Druckausübung, Drohungen und aggressives Verhalten von Eltern oder anderen Angehörigen - auch in der Pädiatrie müssen sich stationär tätige Ärzte und medizinisches Personal vermehrt mit solchen Vorfällen auseinandersetzen.

Aggressionen und Gewalt gegenüber Ärzten und nicht ärztlichen Mitarbeitern in Kinderkliniken nehmen insbesondere in emotional aufgeladenen Situationen zu. Dies geht aus Daten von 2 bundesweiten Befragungen in den Jahren 2009 (n = 160) und 2017 (n = 190) hervor, die jetzt erstmals in der Monatsschrift Kinderheilkunde veröffentlicht wurden. Gleich 4 von 5 Befragten räumten dabei ein, jemals Ziel einer aggressiven Handlung von Eltern oder Angehörigen gewesen zu sein. Aggressives Verhalten sehen somit fast 3 von 4 stationär tätigen Pädiatern im Jahr 2017 als zunehmend relevant und damit auch belastend für ihren beruflichen Alltag an. Im Jahr 2009 waren es erst gut 50 % und damit lediglich jeder zweite Befragte. Auch die Häufigkeit der Anschuldigungen und Attacken (im Schnitt viermal pro Jahr, in Extremfällen bis zu 60-mal in jedem Jahr) überrascht.

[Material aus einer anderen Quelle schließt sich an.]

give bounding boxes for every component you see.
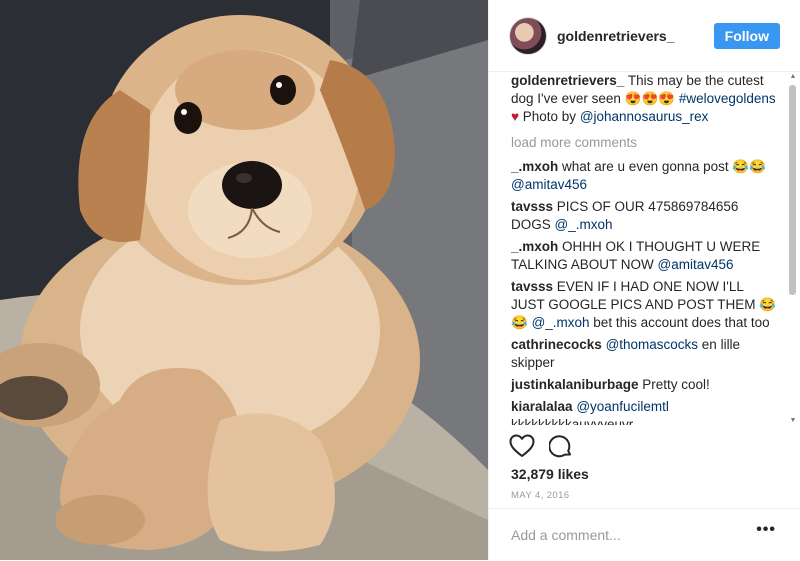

Die aggressiven Handlungen finden in Form von Druckausübung durch Androhungen statt. Dies betrifft zum Beispiel die diagnostische oder therapeutische Entscheidung durch Androhung einer Beschwerde bei Vorgesetzen (48,1 % im Jahr 2009, 51,1 % im Jahr 2017) oder durch die Drohung, einen Rechtsanwalt einzuschalten (20,6 % zu 27,9 %). Auch die Schärfe der Drohungen nimmt drastisch zu. Die Spanne reicht hierbei von Androhung auf „Anklage und Entziehung der Approbation“, bis hin zu einer „Bombendrohung gegen die Klinik aufgrund einer Wartezeit von 1 Stunde in der Ambulanz.“

Kommentar:
Von Bürgermeistern sind wir es ja fast schon gewohnt, doch jetzt schwappt die Welle von Aggressionen und Gewaltandrohungen auch auf die Pädiatrie über. Zumindest in manchen Kinderkliniken. Wer als stationär tätiger Kinder- und Jugendarzt gerade in den ohnehin schwierigen Pandemie-Zeiten jetzt auch noch mit Drohungen von Angehörigen wie „Ich mache Sie fertig. Sie werden Ihres Lebens nicht mehr froh.“ auseinandersetzen muss, wird seines Lebens nicht mehr froh. Als einzelner Pädiater ist man dagegen nahezu machtlos. Nur als Gesellschaft können wir uns gemeinsam diesen Hasstiraden entgegenstellen, indem wir diese hörbarer als bislang anprangern und auch häufiger vor Gericht bringen.